I have only have around 100 users, so neither a SAN/HA or DAGs/clustering were ever a real consideration for me. But that user count could be going up to 200 soon through mergers and acquisitions (or a new job ), so it's something I'm trying to understand a bit more about.
It seems to me that we should avoid treating SAN/HA as an alternative to DAG/application clustering as really they're different solutions to different problems. SAN/HA addresses minimising downtime whilst DAG/clustering also addresses data loss. So you need to identify your problem and then select your solution, rather than picking your solution first.
-
I definitely agree with Scott and have learned a lot from him through threads here and on SW!
I am a firm believer in the right tools for the right job. The SAN vs Local Storage (DAG, replication, etc, etc) will always be a decision to be made. And I am coming to agree more and more with @scottalanmiller that Local Storage + Replication + Good Backups will almost always be the better answer for an SMB.
My take-away from my first and only SAN deployment (as smoothly as it went, it could have been much, much, much worse) is that you must define what you are looking for clearly (both to yourself, your team, and to your vendor of choice). You must also do your own research about the products the vendor recommends. We were recommended a number of solutions that were FT only and not true HA. Once your vendor has made you a quote for "Product X" check and make sure the product's company defines things the same way that you do. If you think "Product Y" may be a better fit for what you are wanting, then ask your vendor about it.
Never be afraid to second guess yourself, your vendor, or your peers in a respectful way.
-
@Carnival-Boy said:
It seems to me that we should avoid treating SAN/HA as an alternative to DAG/application clustering as really they're different solutions to different problems. SAN/HA addresses minimising downtime whilst DAG/clustering also addresses data loss. So you need to identify your problem and then select your solution, rather than picking your solution first.
Let me add at that scale. HA addresses minimising downtime, but SAN does not. SAN actually exacerbates downtimes all other things being equal. Many people, especially sales people, conflate SAN with "buying super expensive equipment* which is not the same thing. You can but $60K SAN that are crazy reliable. This is very true. But for even better uptime than two hosts connected to a $60K SAN, you could just buy a $60K server that has fewer points of failure but matches or beats the expensive SAN in all the ways that it is reliable. That's part of the sales trick, making SANs look more reliable than servers by comparing entry level servers to high end SANs. But at the same levels, they are equally reliable (or slightly weighted to the advantage of servers due to massively larger volumes) so anything that is done to make a SAN reliable can be done to make a single server more reliable.
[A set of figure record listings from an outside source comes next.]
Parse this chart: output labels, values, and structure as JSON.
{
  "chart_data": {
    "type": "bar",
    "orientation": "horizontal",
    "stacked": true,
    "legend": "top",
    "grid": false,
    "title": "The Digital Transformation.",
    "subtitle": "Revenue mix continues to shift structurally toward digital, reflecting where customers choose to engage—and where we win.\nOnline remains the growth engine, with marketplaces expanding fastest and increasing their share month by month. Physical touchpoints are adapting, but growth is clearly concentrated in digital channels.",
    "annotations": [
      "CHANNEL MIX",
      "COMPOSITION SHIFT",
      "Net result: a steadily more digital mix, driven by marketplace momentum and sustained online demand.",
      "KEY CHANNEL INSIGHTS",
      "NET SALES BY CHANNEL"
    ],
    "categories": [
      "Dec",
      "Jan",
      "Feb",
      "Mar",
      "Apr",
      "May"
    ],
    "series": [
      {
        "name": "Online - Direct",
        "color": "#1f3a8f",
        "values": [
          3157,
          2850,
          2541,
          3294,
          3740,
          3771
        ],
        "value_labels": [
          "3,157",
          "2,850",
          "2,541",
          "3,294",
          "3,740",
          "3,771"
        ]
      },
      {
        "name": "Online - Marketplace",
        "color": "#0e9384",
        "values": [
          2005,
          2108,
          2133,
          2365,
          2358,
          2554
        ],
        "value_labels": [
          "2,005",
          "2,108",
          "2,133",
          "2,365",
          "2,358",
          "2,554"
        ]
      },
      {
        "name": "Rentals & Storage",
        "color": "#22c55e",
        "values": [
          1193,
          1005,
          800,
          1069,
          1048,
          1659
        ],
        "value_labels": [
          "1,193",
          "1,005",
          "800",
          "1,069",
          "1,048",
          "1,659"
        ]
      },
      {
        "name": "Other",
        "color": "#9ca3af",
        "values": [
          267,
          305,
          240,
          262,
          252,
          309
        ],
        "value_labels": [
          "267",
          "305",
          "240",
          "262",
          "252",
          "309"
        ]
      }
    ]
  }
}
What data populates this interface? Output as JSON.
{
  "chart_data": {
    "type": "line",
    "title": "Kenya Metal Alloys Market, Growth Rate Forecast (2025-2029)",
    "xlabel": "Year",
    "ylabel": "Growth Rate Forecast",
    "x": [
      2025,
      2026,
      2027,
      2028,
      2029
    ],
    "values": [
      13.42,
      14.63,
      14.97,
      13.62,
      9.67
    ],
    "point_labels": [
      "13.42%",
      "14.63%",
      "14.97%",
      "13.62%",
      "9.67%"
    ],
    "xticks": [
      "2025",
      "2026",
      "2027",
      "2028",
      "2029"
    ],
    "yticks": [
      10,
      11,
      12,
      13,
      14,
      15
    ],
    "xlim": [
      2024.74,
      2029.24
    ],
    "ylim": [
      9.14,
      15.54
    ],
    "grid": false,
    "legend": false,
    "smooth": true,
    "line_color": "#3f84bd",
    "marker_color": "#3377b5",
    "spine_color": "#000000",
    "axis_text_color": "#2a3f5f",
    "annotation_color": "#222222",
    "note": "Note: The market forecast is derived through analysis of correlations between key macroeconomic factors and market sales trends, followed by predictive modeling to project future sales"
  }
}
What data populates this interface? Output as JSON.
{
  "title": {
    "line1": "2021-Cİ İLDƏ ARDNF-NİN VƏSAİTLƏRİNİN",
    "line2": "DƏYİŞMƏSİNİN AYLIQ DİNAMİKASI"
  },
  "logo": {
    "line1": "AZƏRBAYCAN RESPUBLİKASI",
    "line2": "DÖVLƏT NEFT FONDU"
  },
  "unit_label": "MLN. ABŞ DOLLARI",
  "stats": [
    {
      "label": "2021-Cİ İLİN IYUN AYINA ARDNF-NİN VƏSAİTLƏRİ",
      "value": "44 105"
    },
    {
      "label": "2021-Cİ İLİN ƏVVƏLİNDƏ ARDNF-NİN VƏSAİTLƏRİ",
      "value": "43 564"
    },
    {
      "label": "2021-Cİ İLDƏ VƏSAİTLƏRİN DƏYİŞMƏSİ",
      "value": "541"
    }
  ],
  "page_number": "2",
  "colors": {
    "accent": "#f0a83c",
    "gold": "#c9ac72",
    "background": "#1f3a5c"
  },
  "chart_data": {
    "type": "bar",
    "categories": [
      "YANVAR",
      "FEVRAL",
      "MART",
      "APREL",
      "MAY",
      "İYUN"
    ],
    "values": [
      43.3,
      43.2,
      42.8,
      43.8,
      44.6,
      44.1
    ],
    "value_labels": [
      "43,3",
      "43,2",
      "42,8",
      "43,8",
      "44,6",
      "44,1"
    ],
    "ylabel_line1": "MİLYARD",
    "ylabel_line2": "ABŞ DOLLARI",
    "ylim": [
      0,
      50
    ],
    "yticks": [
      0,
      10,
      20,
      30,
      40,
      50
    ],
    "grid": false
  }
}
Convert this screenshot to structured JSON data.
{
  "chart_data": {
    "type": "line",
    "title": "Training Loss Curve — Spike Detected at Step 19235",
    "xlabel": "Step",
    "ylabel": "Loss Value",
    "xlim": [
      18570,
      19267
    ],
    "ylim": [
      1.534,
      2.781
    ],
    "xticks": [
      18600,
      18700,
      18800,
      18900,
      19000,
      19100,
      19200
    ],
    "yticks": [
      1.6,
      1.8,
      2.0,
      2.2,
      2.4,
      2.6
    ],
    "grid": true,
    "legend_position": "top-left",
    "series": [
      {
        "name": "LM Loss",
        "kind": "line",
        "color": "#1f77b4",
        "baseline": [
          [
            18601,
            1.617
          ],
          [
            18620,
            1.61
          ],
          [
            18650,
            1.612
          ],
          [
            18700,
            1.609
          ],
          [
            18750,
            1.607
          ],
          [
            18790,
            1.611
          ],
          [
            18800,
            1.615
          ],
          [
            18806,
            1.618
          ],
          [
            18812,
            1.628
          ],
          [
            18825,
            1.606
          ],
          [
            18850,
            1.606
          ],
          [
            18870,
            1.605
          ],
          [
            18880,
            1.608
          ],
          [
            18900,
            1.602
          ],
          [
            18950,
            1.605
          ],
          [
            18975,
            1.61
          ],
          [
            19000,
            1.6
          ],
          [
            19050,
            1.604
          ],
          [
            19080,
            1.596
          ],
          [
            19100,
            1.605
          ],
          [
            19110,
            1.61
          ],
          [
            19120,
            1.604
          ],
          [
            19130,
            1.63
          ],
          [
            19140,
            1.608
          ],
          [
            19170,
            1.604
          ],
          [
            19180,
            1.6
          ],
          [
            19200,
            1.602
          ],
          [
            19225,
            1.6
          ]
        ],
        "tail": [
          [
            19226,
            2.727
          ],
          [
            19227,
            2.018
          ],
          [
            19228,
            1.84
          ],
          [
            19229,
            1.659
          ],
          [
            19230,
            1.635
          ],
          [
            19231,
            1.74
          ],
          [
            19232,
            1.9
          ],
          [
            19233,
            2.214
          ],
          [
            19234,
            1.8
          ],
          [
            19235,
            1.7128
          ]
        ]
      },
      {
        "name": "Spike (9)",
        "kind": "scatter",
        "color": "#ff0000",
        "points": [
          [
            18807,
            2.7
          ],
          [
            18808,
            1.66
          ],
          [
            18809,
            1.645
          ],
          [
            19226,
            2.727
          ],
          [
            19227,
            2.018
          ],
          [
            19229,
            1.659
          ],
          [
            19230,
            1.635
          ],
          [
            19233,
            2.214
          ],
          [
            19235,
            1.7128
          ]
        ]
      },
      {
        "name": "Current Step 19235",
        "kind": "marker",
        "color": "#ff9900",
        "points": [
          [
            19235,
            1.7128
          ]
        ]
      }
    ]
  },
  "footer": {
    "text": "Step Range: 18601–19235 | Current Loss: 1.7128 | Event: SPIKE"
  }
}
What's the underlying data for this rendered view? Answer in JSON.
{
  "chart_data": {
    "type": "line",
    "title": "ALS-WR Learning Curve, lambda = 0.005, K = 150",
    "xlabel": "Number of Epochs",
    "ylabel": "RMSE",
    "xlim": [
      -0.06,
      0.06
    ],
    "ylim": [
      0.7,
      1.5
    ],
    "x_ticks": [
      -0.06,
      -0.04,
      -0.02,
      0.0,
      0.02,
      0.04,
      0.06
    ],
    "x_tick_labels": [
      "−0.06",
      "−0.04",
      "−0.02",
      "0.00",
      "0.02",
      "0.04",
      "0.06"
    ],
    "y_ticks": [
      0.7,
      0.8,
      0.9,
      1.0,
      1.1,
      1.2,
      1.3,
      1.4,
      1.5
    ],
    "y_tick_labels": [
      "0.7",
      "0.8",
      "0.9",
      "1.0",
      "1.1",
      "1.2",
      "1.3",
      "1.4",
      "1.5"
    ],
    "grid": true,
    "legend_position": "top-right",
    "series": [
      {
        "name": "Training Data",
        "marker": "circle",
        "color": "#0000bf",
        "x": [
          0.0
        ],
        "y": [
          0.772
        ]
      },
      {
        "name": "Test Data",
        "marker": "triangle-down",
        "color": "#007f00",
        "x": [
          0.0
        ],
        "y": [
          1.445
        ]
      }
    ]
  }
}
So while HA is all about uptime and a SAN may or may not be a part of that strategy, the real value to a SAN is in scalability. SANs are more flexibly scalable than any other solution. Scalable means in number of supported physical hosts. So if you need to scale to very large host counts, SAN is the obvious choice. That's SAN's one strong suit - and it is a big one. But when you don't need that one thing, SAN lacks its major "pro" and just comes with the "cons."